Mit diesem Ansatz ist es auch möglich, alternative Syntheserouten und neue Prozessfenster zu identifizieren. Dabei können mitunter die Zahl der Reaktionsstufen minimiert und stöchiometrische Schritte durch katalytische ersetzt werden. Auch der Wechsel von einer ein- zu einer mehrphasigen Prozessführung kann in der Praxis deutliche Vorteile bringen. Hinzu kommt die Untersuchung von Parametern, die häufig unbeachtet bleiben. So können bspw. bestimmte Reaktionen in unterschiedlichen Lösungsmitteln ablaufen, die auf die Produktqualität keinen Einfluss haben. Aufgrund ihrer unterschiedlichen Wärmekapazitäten kann eine gezielte Auswahl jedoch einen wesentlichen Einfluss auf den Energiebedarf nehmen.
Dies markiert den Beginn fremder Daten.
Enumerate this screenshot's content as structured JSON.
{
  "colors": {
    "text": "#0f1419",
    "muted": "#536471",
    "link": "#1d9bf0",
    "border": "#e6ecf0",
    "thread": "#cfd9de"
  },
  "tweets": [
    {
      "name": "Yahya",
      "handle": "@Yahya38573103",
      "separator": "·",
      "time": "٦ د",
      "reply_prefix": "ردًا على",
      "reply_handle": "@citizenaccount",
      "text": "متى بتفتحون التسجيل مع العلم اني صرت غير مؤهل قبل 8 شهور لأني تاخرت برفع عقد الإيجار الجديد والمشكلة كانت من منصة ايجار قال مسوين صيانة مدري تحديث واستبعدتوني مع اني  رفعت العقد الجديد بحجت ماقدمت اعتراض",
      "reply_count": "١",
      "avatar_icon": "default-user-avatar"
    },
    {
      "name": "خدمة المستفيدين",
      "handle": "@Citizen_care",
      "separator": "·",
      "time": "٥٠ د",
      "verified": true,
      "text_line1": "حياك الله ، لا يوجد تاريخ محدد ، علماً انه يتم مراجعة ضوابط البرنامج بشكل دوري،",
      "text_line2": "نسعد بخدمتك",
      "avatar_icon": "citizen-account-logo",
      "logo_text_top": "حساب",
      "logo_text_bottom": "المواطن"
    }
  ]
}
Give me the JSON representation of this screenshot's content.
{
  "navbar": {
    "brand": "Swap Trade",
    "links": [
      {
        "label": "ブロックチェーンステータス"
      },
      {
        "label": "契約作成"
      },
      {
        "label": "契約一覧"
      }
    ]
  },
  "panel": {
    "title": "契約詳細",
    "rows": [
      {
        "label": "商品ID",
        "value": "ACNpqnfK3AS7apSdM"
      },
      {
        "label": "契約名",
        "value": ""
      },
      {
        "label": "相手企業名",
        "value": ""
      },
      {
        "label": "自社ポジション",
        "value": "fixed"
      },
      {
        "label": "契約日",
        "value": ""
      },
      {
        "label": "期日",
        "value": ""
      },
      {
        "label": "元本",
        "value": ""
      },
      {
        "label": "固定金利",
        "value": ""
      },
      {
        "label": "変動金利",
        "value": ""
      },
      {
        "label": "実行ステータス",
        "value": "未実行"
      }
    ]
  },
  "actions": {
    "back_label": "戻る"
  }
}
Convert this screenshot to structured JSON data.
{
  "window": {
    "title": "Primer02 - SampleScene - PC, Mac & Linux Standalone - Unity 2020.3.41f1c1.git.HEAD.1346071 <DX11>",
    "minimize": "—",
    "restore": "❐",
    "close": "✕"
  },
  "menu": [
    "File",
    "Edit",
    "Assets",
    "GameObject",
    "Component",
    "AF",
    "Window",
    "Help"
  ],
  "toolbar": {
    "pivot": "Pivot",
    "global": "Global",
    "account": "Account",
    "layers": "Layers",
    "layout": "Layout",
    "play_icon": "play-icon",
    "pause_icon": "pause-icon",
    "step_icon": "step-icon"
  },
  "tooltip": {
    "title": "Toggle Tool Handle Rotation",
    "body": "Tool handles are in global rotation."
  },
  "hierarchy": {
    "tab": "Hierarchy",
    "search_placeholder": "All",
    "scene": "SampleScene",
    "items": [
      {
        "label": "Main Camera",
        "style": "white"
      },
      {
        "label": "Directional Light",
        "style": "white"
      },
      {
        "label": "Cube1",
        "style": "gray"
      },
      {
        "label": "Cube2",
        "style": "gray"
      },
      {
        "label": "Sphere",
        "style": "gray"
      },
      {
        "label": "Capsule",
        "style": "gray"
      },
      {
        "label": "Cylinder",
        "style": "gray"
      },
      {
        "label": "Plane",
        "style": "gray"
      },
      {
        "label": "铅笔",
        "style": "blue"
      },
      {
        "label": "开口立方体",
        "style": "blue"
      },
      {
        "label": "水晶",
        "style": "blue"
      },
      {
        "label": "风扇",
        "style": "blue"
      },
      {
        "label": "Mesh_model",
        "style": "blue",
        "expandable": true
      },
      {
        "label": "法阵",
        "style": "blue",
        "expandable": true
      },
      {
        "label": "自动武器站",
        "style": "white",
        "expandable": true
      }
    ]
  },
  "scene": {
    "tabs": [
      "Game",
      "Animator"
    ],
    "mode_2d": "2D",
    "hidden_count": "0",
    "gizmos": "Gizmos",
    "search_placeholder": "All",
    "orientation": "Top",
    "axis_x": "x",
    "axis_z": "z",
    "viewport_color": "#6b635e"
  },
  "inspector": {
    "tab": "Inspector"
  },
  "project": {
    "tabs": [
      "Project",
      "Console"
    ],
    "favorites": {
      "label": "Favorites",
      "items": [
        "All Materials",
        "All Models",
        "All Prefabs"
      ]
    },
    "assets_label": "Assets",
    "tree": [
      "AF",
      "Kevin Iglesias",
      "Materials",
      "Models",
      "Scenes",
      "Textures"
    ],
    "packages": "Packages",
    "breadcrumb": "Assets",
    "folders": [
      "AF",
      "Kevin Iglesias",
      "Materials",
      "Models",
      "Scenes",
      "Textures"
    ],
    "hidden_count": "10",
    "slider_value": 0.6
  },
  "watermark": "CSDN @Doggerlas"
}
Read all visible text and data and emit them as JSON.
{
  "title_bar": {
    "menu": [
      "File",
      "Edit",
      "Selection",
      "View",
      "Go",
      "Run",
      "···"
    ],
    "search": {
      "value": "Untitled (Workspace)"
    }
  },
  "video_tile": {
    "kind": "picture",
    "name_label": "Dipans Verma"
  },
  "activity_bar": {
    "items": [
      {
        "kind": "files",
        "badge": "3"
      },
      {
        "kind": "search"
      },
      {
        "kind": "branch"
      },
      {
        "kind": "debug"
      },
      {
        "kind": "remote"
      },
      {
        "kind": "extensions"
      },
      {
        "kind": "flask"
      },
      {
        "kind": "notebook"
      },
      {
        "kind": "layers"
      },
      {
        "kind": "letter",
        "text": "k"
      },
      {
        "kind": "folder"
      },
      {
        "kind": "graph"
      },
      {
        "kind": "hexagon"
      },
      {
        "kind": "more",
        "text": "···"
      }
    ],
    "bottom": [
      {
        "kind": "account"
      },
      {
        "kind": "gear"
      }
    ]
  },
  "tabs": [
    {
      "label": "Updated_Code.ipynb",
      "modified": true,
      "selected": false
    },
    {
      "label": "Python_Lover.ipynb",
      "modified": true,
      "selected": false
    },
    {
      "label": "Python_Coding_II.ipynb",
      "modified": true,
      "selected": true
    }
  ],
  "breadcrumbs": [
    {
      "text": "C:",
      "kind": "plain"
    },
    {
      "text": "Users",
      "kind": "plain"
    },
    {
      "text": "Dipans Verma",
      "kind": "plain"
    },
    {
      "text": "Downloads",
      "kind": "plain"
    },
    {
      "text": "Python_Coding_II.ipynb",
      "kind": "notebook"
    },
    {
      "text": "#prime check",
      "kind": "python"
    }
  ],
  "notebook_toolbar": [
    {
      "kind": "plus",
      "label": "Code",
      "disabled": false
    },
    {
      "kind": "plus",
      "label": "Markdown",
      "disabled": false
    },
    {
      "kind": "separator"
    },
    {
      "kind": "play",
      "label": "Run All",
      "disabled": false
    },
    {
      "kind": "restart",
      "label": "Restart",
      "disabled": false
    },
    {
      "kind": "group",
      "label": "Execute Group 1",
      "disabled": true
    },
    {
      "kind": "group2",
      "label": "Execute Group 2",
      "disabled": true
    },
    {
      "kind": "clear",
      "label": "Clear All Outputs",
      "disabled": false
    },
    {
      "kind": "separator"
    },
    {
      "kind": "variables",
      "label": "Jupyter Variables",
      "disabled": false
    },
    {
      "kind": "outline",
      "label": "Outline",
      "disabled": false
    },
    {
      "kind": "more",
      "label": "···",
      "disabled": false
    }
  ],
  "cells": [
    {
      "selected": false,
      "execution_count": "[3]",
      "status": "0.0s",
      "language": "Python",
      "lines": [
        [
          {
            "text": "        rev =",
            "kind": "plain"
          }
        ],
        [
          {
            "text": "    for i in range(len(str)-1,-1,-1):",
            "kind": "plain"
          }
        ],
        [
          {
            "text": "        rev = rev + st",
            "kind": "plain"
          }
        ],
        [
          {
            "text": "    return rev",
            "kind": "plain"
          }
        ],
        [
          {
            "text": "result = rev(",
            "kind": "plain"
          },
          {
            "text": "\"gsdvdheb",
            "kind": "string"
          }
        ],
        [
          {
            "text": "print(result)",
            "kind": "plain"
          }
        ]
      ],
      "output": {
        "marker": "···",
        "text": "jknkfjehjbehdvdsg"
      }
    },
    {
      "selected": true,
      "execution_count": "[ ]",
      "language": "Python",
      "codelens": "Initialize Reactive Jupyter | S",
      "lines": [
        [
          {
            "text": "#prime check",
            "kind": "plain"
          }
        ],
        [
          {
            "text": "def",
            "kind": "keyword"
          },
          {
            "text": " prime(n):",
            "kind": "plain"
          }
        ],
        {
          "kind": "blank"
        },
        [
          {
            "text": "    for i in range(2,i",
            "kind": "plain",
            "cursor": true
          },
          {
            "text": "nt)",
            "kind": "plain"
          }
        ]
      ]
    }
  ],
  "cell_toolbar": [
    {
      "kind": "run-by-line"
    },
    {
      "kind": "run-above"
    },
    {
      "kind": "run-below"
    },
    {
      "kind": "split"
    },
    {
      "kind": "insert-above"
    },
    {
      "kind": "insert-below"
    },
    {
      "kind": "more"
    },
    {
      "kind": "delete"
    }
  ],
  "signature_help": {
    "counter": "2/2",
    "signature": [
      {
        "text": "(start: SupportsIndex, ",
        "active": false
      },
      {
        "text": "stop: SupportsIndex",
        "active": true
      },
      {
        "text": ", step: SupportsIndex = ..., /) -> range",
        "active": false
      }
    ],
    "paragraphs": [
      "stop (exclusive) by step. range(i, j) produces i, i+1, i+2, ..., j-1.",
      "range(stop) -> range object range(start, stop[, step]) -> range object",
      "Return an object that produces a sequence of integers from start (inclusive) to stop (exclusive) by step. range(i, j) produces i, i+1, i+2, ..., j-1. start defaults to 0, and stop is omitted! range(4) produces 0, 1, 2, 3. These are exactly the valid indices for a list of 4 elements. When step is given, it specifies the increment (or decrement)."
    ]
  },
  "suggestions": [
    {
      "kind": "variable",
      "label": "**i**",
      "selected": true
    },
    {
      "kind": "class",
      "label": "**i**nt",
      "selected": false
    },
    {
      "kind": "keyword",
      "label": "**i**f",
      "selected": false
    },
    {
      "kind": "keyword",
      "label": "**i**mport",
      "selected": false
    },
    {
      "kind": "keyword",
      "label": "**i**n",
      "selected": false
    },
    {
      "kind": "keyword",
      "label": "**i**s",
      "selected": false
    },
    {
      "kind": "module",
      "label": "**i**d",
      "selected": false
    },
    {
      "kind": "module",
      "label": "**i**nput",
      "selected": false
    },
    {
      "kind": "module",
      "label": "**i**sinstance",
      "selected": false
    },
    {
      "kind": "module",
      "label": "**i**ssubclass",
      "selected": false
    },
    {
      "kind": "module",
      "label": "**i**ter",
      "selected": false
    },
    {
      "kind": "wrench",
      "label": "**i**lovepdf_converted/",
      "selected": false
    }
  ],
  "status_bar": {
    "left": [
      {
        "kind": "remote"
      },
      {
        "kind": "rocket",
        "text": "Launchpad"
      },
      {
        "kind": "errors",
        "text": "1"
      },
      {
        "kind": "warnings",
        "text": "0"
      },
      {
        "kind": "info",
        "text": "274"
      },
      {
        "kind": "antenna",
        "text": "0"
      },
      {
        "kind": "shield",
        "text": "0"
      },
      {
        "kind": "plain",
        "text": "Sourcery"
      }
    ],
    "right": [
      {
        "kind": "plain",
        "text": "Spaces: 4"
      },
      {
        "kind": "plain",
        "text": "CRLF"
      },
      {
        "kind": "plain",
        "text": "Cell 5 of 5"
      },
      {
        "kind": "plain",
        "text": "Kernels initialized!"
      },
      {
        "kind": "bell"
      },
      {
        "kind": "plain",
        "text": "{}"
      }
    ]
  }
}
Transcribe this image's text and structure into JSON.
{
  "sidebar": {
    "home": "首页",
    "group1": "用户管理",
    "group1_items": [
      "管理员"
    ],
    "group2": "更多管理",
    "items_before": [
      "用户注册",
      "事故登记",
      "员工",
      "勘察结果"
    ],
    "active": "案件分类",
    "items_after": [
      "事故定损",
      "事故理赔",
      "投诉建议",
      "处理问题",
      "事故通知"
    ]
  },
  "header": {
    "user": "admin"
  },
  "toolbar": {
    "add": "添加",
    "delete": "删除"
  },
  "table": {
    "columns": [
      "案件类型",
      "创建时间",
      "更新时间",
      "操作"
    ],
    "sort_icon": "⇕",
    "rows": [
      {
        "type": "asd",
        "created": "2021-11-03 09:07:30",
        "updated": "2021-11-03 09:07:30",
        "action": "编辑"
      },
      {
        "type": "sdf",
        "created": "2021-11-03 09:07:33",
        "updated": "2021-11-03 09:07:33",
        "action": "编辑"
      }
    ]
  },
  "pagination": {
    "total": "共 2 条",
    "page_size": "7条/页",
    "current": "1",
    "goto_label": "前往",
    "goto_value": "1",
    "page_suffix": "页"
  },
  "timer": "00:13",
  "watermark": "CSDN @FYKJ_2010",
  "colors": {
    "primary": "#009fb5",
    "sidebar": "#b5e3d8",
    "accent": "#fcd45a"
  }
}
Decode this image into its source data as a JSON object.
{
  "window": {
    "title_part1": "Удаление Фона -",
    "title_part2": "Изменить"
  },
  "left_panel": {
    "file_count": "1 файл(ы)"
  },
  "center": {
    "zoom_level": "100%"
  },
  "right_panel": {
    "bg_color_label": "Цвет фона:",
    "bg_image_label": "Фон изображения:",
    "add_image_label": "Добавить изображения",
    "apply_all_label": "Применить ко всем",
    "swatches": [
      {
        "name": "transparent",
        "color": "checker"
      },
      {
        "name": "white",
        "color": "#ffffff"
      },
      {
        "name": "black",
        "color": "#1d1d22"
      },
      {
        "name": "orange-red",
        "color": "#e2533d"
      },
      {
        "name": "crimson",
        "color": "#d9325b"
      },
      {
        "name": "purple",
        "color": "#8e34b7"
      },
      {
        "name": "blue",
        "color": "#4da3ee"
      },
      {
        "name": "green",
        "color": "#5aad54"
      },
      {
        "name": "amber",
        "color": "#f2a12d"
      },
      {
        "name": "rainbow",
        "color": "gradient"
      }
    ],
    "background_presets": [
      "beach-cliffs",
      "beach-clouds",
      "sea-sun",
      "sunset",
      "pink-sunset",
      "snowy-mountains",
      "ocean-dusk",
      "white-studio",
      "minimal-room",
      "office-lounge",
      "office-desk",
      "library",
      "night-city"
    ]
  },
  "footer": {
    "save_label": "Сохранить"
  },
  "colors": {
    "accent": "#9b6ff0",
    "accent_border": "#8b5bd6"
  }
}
Dynamische Änderungen einbeziehen
Sicherheit ist in der Chemie höchstes Gebot - dies betrifft sowohl die Zuverlässigkeit der Prozesse als auch den langfristigen Schutz von Mensch, Umwelt und Anlagen. Doch Sicherheit und Effizienz schließen sich nicht aus. Die Praxis zeigt, dass allein durch angepasste Temperaturen und Drücke mitunter erhebliche Verbesserungen erzielt werden können. Zugleich sollte versucht werden, die Parameter so einzustellen, dass Prozesse bei unplanmäßigen Abweichungen von selbst in einen unkritischen Zustand wechseln. Dazu zählen mechanische Ausfälle an Rührwerken ebenso wie Kühlpannen oder elektrische Unfälle. Hier zeigt die Praxis, dass externe Expertise bei den Kenntnissen um das Systemverhalten bei Prozessabweichungen ein wichtiges Hilfsmittel sein kann.
Auch muss den oftmals wechselnden Betriebsbedingungen Rechnung getragen werden. Zum einen wird kaum eine Anlage so betrieben, wie sie geplant war. Betriebliche Faktoren können sich im Laufe der Zeit ändern: Produkte wechseln, Kapazitäten werden erweitert oder es werden Umbauten vorgenommen. Nicht zuletzt kann es durch chemische Begleiterscheinungen wie Beläge am Innern von Reaktorwänden zu Änderungen in den Betriebsbedingungen kommen. Hier ist auch der Einfluss von Instandhaltungsmaßnahmen einzubeziehen. Zusätzlich führen die Optimierungen selbst zu Veränderungen, die wiederum neu betrachtet werden müssen, um die gewonnenen Vorteile zu erhalten und in Zukunft weiter ausbauen zu können.

Fazit
Prozess Sicherheit und Effizienz gehen Hand in Hand. Nur wer die zugrundeliegenden chemischen Prozesse genau versteht, kann diese wirksam optimieren, um Anlagen sicher und zugleich optimal an ihren Auslegungsgrenzen zu betreiben. Experten von TÜV SÜD Chemie Service begleiten dabei Unternehmen der chemischen Industrie in allen Aspekten der Prozessoptimierung, Anlagensicherheit und Wirtschaftlichkeit.

Fallbeispiel Abwasserentsorgung: Wenn Sicherheitsfragen die Verfügbarkeit betreffen
Bei der Entsorgung von Abwässern wird häufig in erster Linie auf Umweltverträglichkeit geachtet. Unvorhergesehene Ereignisse in Abwassersystemen können jedoch schnell die gesamte Produktion stoppen und somit erhebliche wirtschaftliche Verluste nach sich ziehen. Mögliche Ursachen können das Bersten eines Abwasserbehälters durch plötzliche Gasbildung sein, oder das Bilden von giftigen Gaswolken in einem Kanalsystem. Gerade diese, oft als Nebenanlagen bezeichnete Systeme, bergen spezielle Risiken der Prozesssicherheit. Für einen störungsfreien Betrieb unter hoher Verfügbarkeit sollten sie deshalb genauso sorgfältig betrachtet werden, wie die ‚Hauptanlagen' der Produktion.